High Court upholds Information Commissioner’s decision to release BML’s salary details

Bank of Maldives customer service center | Photo: Corporatemaldives

Malé, Maldives – The High Court today upheld the right to information applicable to state-owned companies and the order to disclose information about the Bank of Maldives (BML).

In September 2020, Right to Information activist Ahmed Aimon Latheef requested Bank of Maldives to disclose the details of salaries and allowances and their positions, including the number of employees in each position of BML Board of Directors, senior management and all other levels working at the national bank.

When Aimon asked for details of the positions of BML board members and senior employees, the Information Commissioner’s Office (ICO) said the information should be disclosed.

The decision was appealed on behalf of BML in the High Court on the ground that the Right to Information Act (RTIA) did not provide for the application of the Act to state-owned companies.

BML filed an application in the High Court seeking to quash the decision of the Information Commissioner.

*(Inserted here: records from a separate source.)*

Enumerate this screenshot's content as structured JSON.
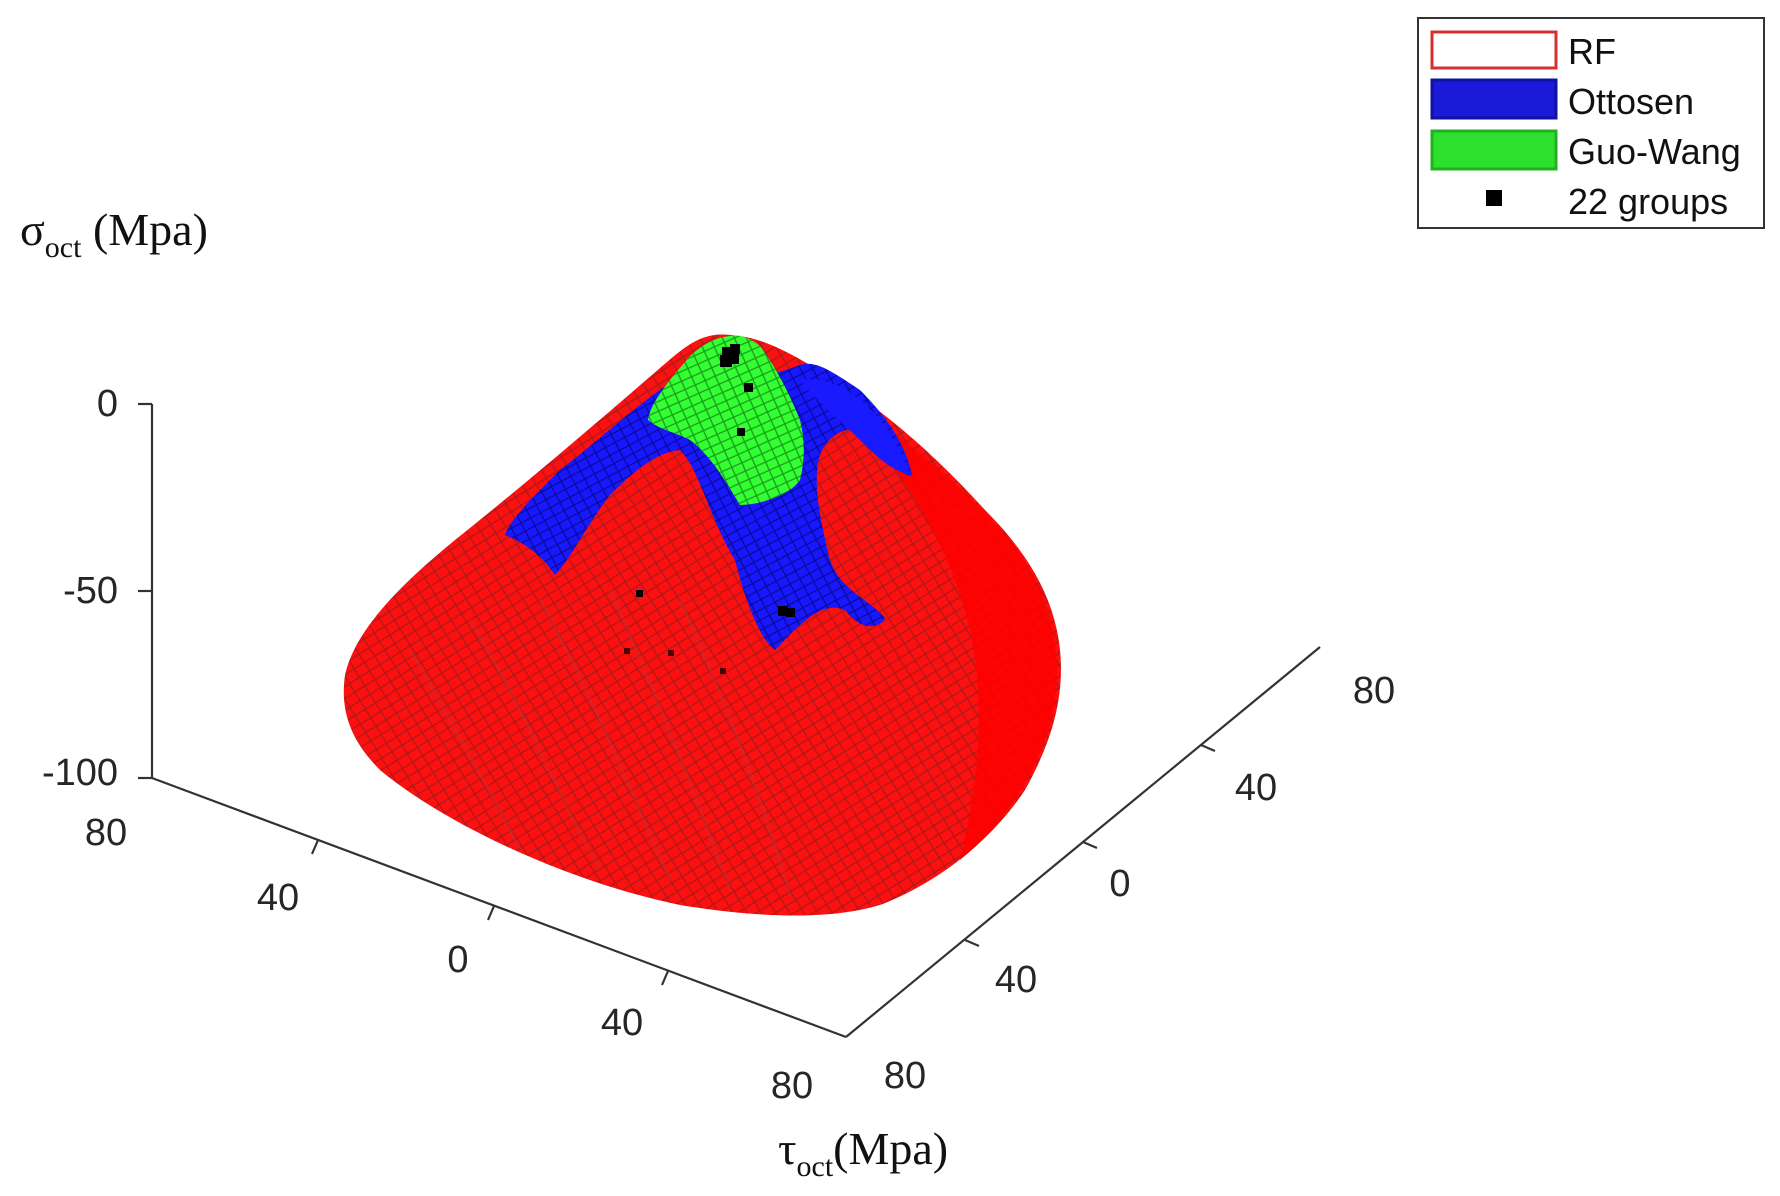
{
  "chart_data": {
    "type": "surface3d",
    "xlabel": {
      "main": "τ",
      "sub": "oct",
      "unit": "(Mpa)"
    },
    "zlabel": {
      "main": "σ",
      "sub": "oct",
      "unit": " (Mpa)"
    },
    "z_ticks": [
      "0",
      "-50",
      "-100"
    ],
    "zlim": [
      -100,
      0
    ],
    "x_ticks": [
      "80",
      "40",
      "0",
      "40",
      "80"
    ],
    "y_ticks": [
      "80",
      "40",
      "0",
      "40",
      "80"
    ],
    "grid": false,
    "legend_position": "top-right",
    "legend": [
      {
        "name": "RF",
        "type": "surface",
        "color": "#e03030"
      },
      {
        "name": "Ottosen",
        "type": "surface",
        "color": "#1f1fcc"
      },
      {
        "name": "Guo-Wang",
        "type": "surface",
        "color": "#2ee02e"
      },
      {
        "name": "22 groups",
        "type": "marker",
        "color": "#000000"
      }
    ],
    "surface_colors": {
      "RF": "#ff0000",
      "Ottosen": "#1a1aff",
      "Guo-Wang": "#22ff22",
      "mesh_line": "#a01010"
    },
    "marker_count": 22
  }
}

However, the court yesterday ruled that there was no legal or judicial basis to quash the Information Commissioner’s decision to release the details of BML’s salaries.

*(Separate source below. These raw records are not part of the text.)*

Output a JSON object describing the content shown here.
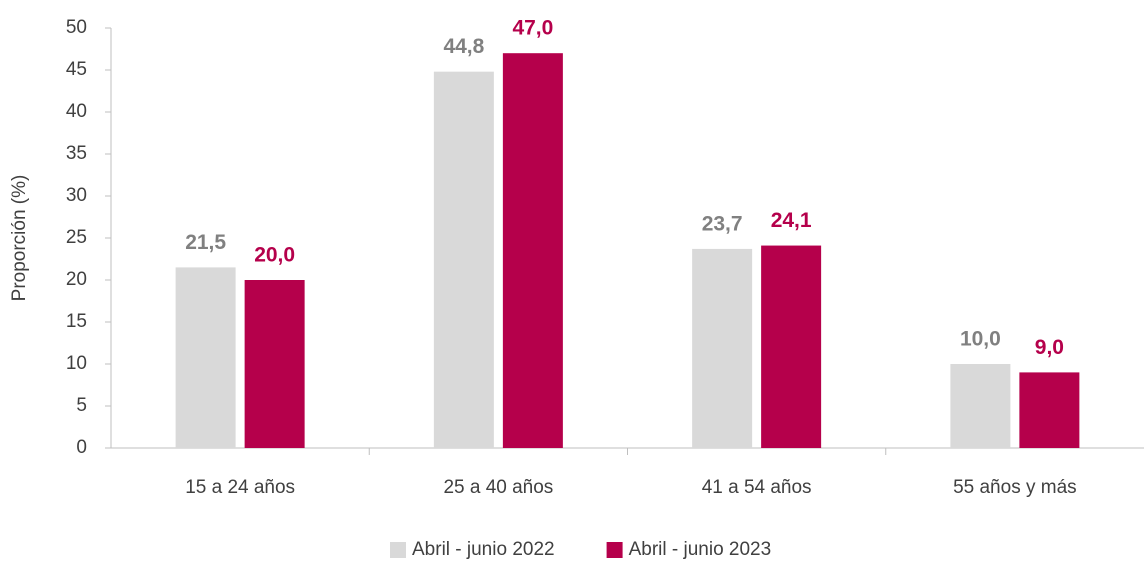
{
  "chart_data": {
    "type": "bar",
    "y_axis_label": "Proporción (%)",
    "categories": [
      "15 a 24 años",
      "25 a 40 años",
      "41 a 54 años",
      "55 años y más"
    ],
    "series": [
      {
        "name": "Abril - junio 2022",
        "color": "#d9d9d9",
        "label_color": "#808080",
        "values": [
          21.5,
          44.8,
          23.7,
          10.0
        ],
        "value_labels": [
          "21,5",
          "44,8",
          "23,7",
          "10,0"
        ]
      },
      {
        "name": "Abril - junio 2023",
        "color": "#b5004b",
        "label_color": "#b5004b",
        "values": [
          20.0,
          47.0,
          24.1,
          9.0
        ],
        "value_labels": [
          "20,0",
          "47,0",
          "24,1",
          "9,0"
        ]
      }
    ],
    "ylim": [
      0,
      50
    ],
    "yticks": [
      0,
      5,
      10,
      15,
      20,
      25,
      30,
      35,
      40,
      45,
      50
    ],
    "grid": false,
    "legend": "bottom"
  }
}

The High Court today ruled that under the Right to Information Act, entities performing a state responsibility can be considered as state agencies.

The judgment said BML was established by the state to provide banking services to the people and the state has a majority stake in the company, and that the law will also apply to the company.

The main objectives of the bank are to administer loans and grants as an agent of the Government as directed by the Government of Maldives, to provide credit to farmers, income generating persons, handicraftsmen, fishermen and self-employed persons in outer areas including providing adequate access to other resources on a reasonable basis, the ruling said.

If the Supreme Court does not overturn the ruling, any state-owned company other than BML will be considered a “state agency” under the Right to Information Act.

According to the unanimous judgment of three judges, the regulation made by ICOM stating that the Right to Information Act applies to state-owned companies is not illegal.

In addition, the judgment said that the information requested by Aimon Latheef is not confidential under the law.

Justice Hussain Mazeed, Justice Mohammed Niaz and Justice Hassan Shafiu unanimously ruled that there was no reason to change the ICOM’s decision.

The High Court has already ruled that the Act applies to state-owned companies in a case filed by MTCC. MTCC has now filed a petition in the Supreme Court.